Mapping the antiplatelet effects of clopidogrel and aspirin by modified thromboelastography.

Sir,

We read with interest a report by Glenn et al.,[1] in which the authors assessed platelet function by platelet function analyzer (PFA) and standard thromboelastography (TEG) in a patient requiring epidural catheter removal as the patient had received an oral dose of clopidogrel and aspirin 72 hours earlier. As the results of both the tests were normal, removal of epidural catheter was allowed and authors concluded that ‘PFA and TEG offer potentially reliable guidance for epidural catheter removal in patient who had received double antiplatelet therapy’ (last paragraph pg 101).

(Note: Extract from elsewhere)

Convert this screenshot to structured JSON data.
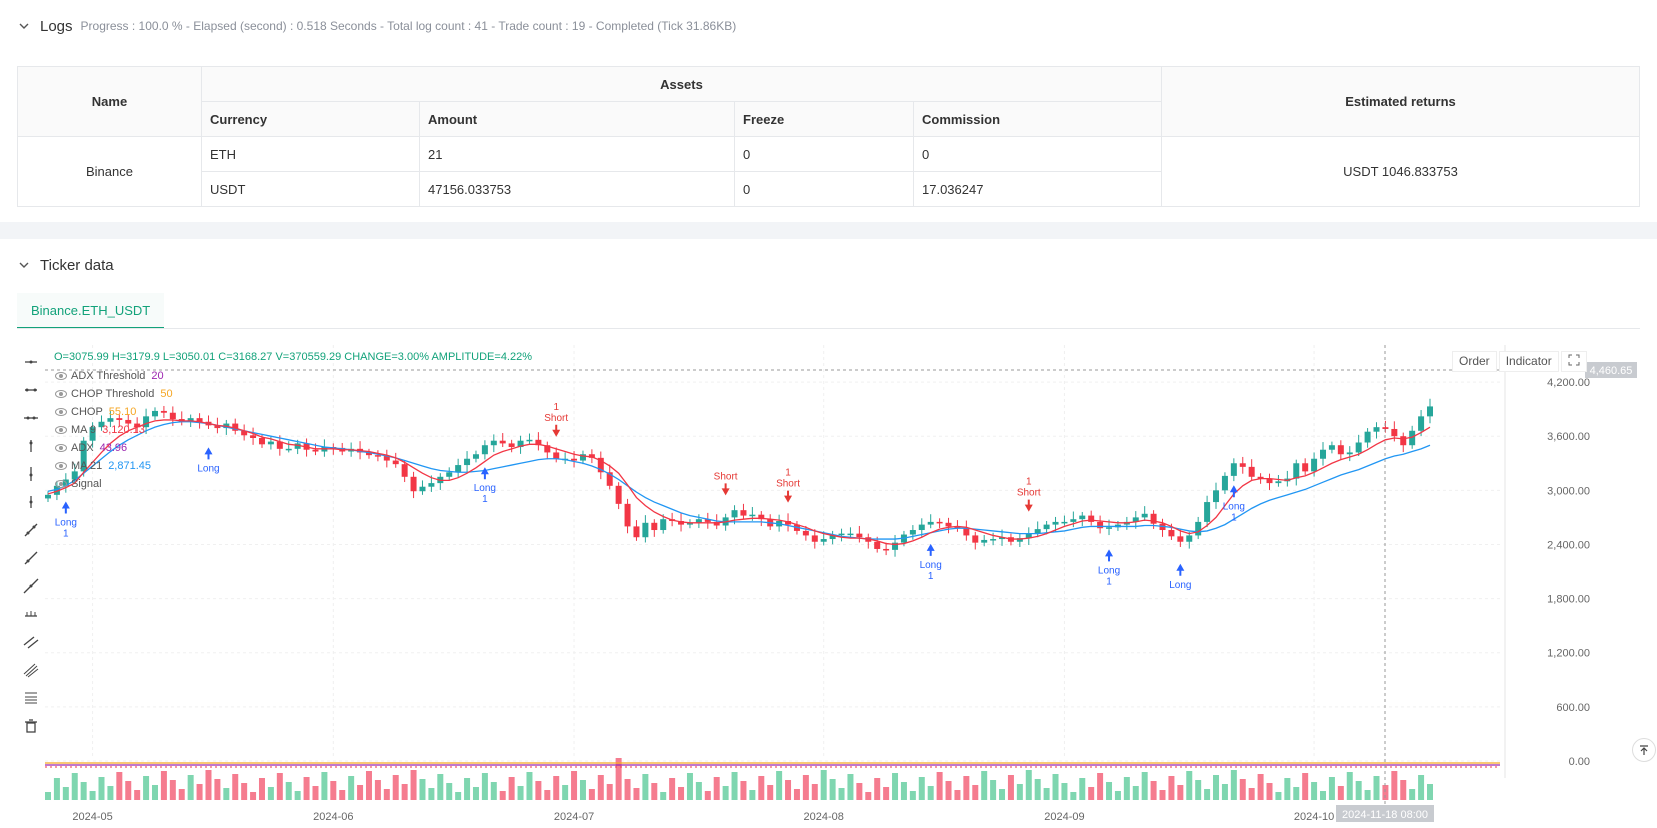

However, we have some reservations if such conclusions can be drawn from their findings as antiplatelet response of aspirin and clopidogrel varies widely from one individual to another; with some having no response while some having bleeding.[2] Moreover, although PFA is a good screening tool for assessing platelet function, it is not recommended for monitoring of clopidogrel efficacy.[3] Also the ‘standard TEG’ used in the study is not sensitive to aspirin and clopidogrel drugs[4] and thus it can remain normal despite adequate platelet inhibition by aspirin and clopidogrel. While the modification of TEG, i.e., TEG-based platelet mapping (TEG®-PlateletMapping™; Haemoscope, Niles, IL, USA) can quantify the contribution of fibrin, adenosine diphosphate (ADP) receptor and thromboxane A2 (TxA2) receptor in clot strength.[5] Hence it can assess the effect of individual antiplatelet agents namely, aspirin and clopidogrel, via inhibition of TxA2 and ADP receptors, respectively. At our center we are using TEG-platelet mapping to quantify the effect of antiplatelet drugs in patients including those undergoing percutaneous cardiac intervention [Figure 1]. As illustrated in Figure 1 apart from MA-thrombin (maximum possible clot strength), it also measures MA-fibrin (clot strength by fibrin alone), MA-ADP (clot strength under ADP receptor inhibition by clopidogrel), MA-AA (clot strength under TxA2 receptor inhibition by aspirin) and thereafter the percentage (%) platelet inhibition is calculated. Thus platelet mapping measures platelet inhibition along with total platelet function as a reference point thereby assessing effect of antiplatelet agents more objectively.

Figure 1

TEG-platelet mapping tracings in a patient posted for angioplasty who has received loading doses of aspirin and clopidogrel. Panel 1 shows % TxA2 receptor inhibition by aspirin. Panel 2 shows % ADP receptor inhibition by clopidogrel

Hence, use of TEG-platelet mapping would have been more appropriate to quantify the platelet inhibition by antiplatelet drugs more objectively and would have helped authors in taking evidence based decision to discontinue or continue antiplatelet therapy both before surgery and also postoperatively to ascertain the optimum timing for catheter removal. Also decision to stop antiplatelet agents in a case with recent stenting before surgery should be based on a quantitative assessment of platelet function by a method which can assess platelet inhibition with combined drug therapy. Though, authors used two different point of care tests namely, TEG and PFA to ascertain hemostatic function in their patient however, both of these tests have their own limitations[35] and TEG-platelet mapping alone would have been more appropriate in this setting. This is more so because TEG-platelet mapping assay could have been performed on the TEG analyzer using platelet-mapping kits.